Mundur Karena Nonton Bioskop

Photo: Fae/Wikipedia

Pada tanggal 10 Oktober 2003, Laila Freivalds resmi mulai menjabat Menteri Luar Negeri Swedia. Ia menggantikan posisi Anna Lindh yang dibunuh oleh seorang pengidap gangguan jiwa. Selain sebagai tokoh senior Partai Sosial Demokrat Swedia, Freivalds pun pernah menjabat sebagai Menteri Kehakiman di era 1990-an.

Namun karir Freivalds harus berakhir pada tahun 2006. Penyebabnya adalah ketika tsunami melanda Aceh dan sebagian wilayah Asia Tenggara pada tahun 2004, ketika kejadian itu telah ramai diberitakan, Freivalds dikabarkan sedang nonton film di bioskop bersama keluarga.

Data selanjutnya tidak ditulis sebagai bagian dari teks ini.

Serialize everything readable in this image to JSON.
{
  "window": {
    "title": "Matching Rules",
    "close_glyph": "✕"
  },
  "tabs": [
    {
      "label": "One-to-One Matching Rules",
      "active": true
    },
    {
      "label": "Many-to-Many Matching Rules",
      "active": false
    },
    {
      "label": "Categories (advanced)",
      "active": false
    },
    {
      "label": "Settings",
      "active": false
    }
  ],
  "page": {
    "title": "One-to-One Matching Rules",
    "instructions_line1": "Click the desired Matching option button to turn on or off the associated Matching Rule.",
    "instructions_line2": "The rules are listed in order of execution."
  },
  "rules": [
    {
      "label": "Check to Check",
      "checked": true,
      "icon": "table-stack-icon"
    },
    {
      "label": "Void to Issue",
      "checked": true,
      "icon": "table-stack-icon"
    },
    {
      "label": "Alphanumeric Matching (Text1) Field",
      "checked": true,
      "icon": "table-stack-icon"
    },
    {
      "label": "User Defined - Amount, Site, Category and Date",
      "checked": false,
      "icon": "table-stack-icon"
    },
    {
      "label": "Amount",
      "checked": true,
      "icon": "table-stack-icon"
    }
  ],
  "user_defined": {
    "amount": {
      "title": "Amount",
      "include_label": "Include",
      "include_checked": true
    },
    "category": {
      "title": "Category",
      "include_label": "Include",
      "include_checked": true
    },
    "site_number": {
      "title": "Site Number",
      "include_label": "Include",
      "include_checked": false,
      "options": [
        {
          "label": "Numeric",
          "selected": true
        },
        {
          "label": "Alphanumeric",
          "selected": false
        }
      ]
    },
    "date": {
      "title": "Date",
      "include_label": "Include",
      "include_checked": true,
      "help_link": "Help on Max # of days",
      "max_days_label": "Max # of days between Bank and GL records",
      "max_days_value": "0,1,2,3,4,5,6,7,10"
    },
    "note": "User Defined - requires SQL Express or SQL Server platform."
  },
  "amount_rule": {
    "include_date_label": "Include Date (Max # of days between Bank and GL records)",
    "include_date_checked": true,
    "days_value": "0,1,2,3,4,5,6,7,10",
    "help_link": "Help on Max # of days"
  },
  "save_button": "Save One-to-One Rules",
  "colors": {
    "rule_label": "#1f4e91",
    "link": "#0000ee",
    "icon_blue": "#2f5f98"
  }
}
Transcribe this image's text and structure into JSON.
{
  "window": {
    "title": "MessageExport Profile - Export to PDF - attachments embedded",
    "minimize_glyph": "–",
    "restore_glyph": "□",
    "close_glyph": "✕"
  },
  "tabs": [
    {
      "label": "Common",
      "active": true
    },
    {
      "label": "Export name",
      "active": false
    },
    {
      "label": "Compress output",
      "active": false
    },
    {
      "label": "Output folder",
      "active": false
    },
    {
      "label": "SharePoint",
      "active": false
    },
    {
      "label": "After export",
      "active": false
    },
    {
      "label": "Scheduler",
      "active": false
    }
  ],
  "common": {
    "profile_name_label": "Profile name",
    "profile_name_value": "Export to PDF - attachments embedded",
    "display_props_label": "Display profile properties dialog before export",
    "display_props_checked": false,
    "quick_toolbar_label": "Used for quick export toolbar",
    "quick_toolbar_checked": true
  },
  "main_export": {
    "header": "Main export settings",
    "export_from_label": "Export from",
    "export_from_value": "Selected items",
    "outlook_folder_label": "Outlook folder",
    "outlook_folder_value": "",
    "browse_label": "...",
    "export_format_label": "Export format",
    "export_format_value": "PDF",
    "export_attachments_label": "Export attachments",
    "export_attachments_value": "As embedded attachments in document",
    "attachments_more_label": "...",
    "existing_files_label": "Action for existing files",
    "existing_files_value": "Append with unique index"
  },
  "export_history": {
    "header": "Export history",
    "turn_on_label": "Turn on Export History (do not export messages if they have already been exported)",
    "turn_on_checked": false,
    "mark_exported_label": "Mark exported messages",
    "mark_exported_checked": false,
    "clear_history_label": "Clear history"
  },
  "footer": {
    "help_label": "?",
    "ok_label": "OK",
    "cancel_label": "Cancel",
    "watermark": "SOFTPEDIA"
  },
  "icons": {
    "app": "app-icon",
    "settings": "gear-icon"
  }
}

Seperti dilkutip dari situs BBC, publik Swedia pun marah besar.

Tindakannya dianggap tidak singgap dalam memantau bencana alam itu. Apalagi setelah ada warga negara Swedia yang menjadi korban tewas tsunami hingga 500 orang. Posisi Freivalds pun semakin tersudut setelah menutup situs berita dari kelompok sayap kanan. Pem-bully-an terhadap dirinya terus berjalan tidak kurang dari dua tahun. Jauh sebelum berakhir masa baktinya, Freivalds memutuskan untuk mengundurkan diri pada 21 Maret 2006.